带有现实数据集的离线RL：HeteroSkedatosity和支持约束

论文标题

带有现实数据集的离线RL：HeteroSkedatosity和支持约束

Offline RL With Realistic Datasets: Heteroskedasticity and Support Constraints

论文作者

Singh, Anikait, Kumar, Aviral, Vuong, Quan, Chebotar, Yevgen, Levine, Sergey

论文摘要

离线增强学习（RL）完全从静态数据集中学习政策，从而避免了与在线数据收集相关的挑战。离线RL的实际应用不可避免地需要从数据集中学习，在该数据集中，所证明的行为的变异性在整个状态空间之间不均匀地变化。例如，在红灯下，几乎所有人类驾驶员都会停止行为，但是当合并到高速公路上时，一些驾驶员会迅速，有效，安全，安全地合并，而许多驾驶员则犹豫或危险地合并。
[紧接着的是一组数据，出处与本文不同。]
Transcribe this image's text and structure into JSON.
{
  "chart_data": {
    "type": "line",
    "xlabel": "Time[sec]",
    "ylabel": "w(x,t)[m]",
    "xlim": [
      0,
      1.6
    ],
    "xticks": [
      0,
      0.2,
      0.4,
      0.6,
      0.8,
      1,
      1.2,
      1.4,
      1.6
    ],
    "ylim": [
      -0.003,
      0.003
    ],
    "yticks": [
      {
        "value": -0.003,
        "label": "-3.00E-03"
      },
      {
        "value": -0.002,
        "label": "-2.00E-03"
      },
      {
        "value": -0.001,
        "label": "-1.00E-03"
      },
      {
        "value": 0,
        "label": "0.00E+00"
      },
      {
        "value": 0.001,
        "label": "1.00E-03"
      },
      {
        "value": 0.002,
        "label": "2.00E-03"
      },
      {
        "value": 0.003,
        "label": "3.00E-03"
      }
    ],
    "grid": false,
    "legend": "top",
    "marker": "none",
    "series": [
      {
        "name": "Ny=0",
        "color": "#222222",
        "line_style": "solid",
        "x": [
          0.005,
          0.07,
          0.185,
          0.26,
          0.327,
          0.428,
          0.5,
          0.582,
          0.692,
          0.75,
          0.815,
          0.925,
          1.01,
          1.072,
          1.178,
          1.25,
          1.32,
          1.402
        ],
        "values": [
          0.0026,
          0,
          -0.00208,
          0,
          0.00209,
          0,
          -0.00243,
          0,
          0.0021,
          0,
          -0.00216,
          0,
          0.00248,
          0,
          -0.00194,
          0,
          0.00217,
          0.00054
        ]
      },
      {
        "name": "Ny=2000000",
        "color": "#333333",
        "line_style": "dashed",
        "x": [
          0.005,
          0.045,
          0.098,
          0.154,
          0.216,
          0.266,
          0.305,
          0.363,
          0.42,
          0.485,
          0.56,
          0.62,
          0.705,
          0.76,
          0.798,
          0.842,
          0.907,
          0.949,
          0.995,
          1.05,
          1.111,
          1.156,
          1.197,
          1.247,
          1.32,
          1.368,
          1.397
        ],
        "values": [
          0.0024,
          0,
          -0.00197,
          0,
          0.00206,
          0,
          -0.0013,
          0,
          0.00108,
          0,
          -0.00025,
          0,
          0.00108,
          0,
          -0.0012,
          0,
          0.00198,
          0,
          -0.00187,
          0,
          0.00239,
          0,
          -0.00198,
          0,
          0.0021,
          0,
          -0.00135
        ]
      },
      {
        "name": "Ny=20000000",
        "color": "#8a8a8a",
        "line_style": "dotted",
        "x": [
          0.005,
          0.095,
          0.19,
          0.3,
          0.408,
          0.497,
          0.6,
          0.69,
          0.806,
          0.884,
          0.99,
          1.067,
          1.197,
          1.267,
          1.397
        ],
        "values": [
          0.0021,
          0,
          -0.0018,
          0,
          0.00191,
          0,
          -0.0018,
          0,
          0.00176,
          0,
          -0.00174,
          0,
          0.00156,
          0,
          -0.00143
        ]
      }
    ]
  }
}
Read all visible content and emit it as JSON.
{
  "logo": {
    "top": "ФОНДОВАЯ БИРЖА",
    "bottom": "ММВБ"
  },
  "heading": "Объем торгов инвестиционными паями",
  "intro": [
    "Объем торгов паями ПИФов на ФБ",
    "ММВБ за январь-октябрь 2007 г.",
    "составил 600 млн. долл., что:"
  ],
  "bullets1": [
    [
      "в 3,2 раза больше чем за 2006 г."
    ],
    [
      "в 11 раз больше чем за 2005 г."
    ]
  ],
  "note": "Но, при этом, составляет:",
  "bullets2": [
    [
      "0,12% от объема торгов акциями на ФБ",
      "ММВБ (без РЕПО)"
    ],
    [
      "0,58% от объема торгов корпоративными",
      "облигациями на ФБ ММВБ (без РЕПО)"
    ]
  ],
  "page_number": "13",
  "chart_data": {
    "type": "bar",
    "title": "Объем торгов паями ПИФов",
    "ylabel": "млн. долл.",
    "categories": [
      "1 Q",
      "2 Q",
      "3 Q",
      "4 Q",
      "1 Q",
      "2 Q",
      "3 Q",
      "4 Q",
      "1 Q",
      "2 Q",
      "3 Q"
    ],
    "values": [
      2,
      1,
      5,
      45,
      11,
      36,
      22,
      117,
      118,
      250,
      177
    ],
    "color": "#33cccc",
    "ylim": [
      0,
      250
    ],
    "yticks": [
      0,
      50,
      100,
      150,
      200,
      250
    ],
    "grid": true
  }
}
从理论和经验上讲，我们都表明，基于分布约束的典型离线RL方法无法从具有这种不均匀可变性的数据中学习，这是由于要求在整个状态空间之间保持相同程度的行为策略。理想情况下，只要学识渊博的政策留在行为政策的支持下，就应该根据州自由选择如何遵循行为政策以最大程度地遵守行为政策。为了实例化这一原则，我们将保守Q学习（CQL）中的数据分布重新持续，以获得近似的支持约束公式。重新加权的分配是当前政策的混合体，是对行为政策下可能采取的不良行为进行培训的额外政策。我们的方法CQL（REDS）是简单的，理论上的动机，并提高了Atari游戏，导航和基于像素的操作的各种离线RL问题的性能。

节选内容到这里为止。